Terry noticed a change, as did I. I'm calmer now, more even. The passion still exists. My personality is the same. But my voice does not get strained when I'm stressed. I stopped talking high and fast. I'm more patient with the kids.

As I look back, it is no surprise that I'm on meds. Anxiety runs in my family, too. My brother and I joke that my parents go into hibernation when the snow flies. They once canceled a spring visit from Oil City to Beaver Falls because of the possibility of an inch of snow. They missed out on seeing their grandchildren, who they see infrequently. When they do visit us, they arrive early and leave by three o'clock, no matter what is going on. Their lives are very ordered to minimize stress.

I went to the doctor because I was becoming like my parents, imprisoned by irrational fears. I did not want to live that way.

I have been on Paxil for almost six months. Stupid thoughts still try to hijack my thinking, but my brain lets go of them quickly and I do not panic. I can now do my banking inside the bank.
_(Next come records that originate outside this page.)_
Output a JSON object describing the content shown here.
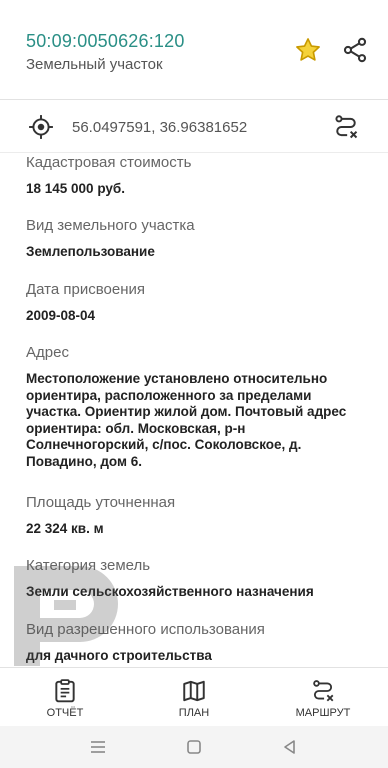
{
  "header": {
    "cadastral_number": "50:09:0050626:120",
    "subtitle": "Земельный участок",
    "icons": {
      "favorite": "star-icon",
      "share": "share-icon"
    },
    "colors": {
      "accent": "#2a8f86",
      "star": "#f0c21a"
    }
  },
  "coords": {
    "text": "56.0497591, 36.96381652",
    "icons": {
      "locate": "crosshair-icon",
      "route": "route-icon"
    }
  },
  "details": [
    {
      "label": "Кадастровая стоимость",
      "value": "18 145 000 руб."
    },
    {
      "label": "Вид земельного участка",
      "value": "Землепользование"
    },
    {
      "label": "Дата присвоения",
      "value": "2009-08-04"
    },
    {
      "label": "Адрес",
      "value": "Местоположение установлено относительно ориентира, расположенного за пределами участка. Ориентир жилой дом. Почтовый адрес ориентира: обл. Московская, р-н Солнечногорский, с/пос. Соколовское, д. Повадино, дом 6."
    },
    {
      "label": "Площадь уточненная",
      "value": "22 324 кв. м"
    },
    {
      "label": "Категория земель",
      "value": "Земли сельскохозяйственного назначения"
    },
    {
      "label": "Вид разрешенного использования",
      "value": "для дачного строительства"
    }
  ],
  "watermark": {
    "text": "ОГРК"
  },
  "bottom_nav": [
    {
      "label": "ОТЧЁТ",
      "icon": "report-icon"
    },
    {
      "label": "ПЛАН",
      "icon": "map-icon"
    },
    {
      "label": "МАРШРУТ",
      "icon": "route-icon"
    }
  ],
  "system_nav": {
    "icons": [
      "menu-icon",
      "home-icon",
      "back-icon"
    ]
  }
}
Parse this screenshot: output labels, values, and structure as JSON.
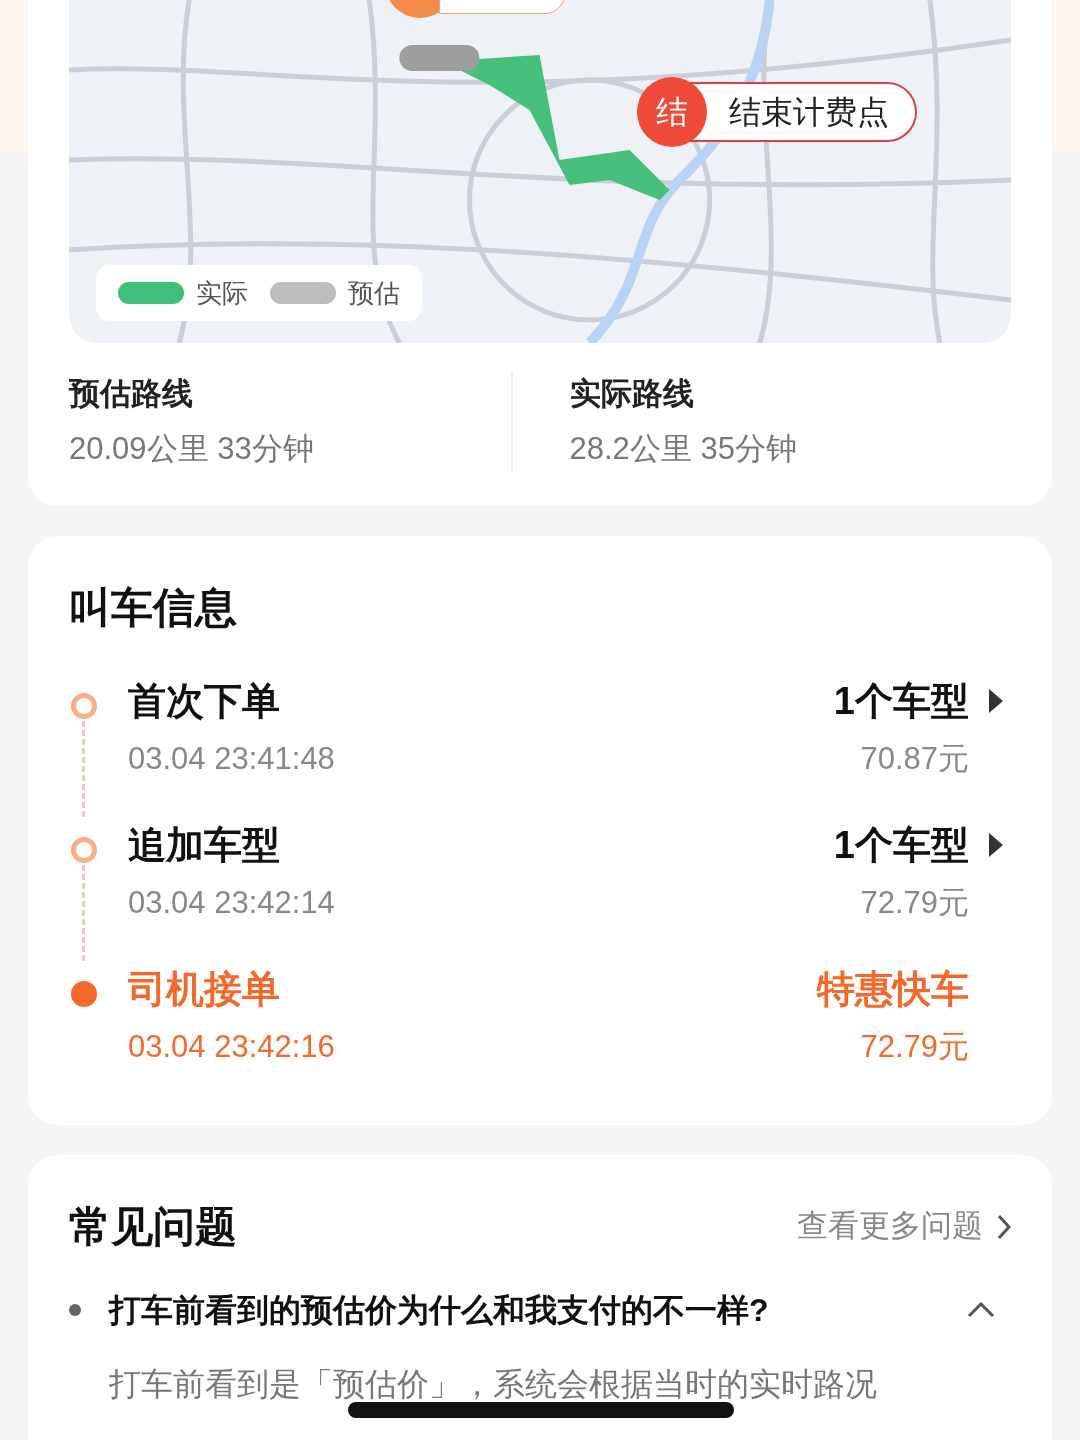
{
  "map": {
    "end_pin": {
      "badge": "结",
      "label": "结束计费点"
    },
    "legend": [
      {
        "label": "实际",
        "color": "#3fbf7a"
      },
      {
        "label": "预估",
        "color": "#bdbdbd"
      }
    ]
  },
  "routes": [
    {
      "title": "预估路线",
      "detail": "20.09公里 33分钟"
    },
    {
      "title": "实际路线",
      "detail": "28.2公里 35分钟"
    }
  ],
  "call_info": {
    "title": "叫车信息",
    "events": [
      {
        "name": "首次下单",
        "time": "03.04 23:41:48",
        "car": "1个车型",
        "price": "70.87元",
        "current": false
      },
      {
        "name": "追加车型",
        "time": "03.04 23:42:14",
        "car": "1个车型",
        "price": "72.79元",
        "current": false
      },
      {
        "name": "司机接单",
        "time": "03.04 23:42:16",
        "car": "特惠快车",
        "price": "72.79元",
        "current": true
      }
    ]
  },
  "faq": {
    "title": "常见问题",
    "more": "查看更多问题",
    "items": [
      {
        "question": "打车前看到的预估价为什么和我支付的不一样?",
        "expanded": true,
        "answer": "打车前看到是「预估价」，系统会根据当时的实时路况"
      }
    ]
  }
}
The deck has been stacked against the Noyes family. We acknowledge that, in our society, drugs are prescribed liberally. But they have radically changed our lives for the better. We are living more freely, without layers of coping mechanisms. The pills have made us more of who we are rather than less. They have not changed our essence or numbed our beings; they have only enhanced our responses.

So we cheer, “Prozac, Paxil, Noritriptyline, go Noyeses!”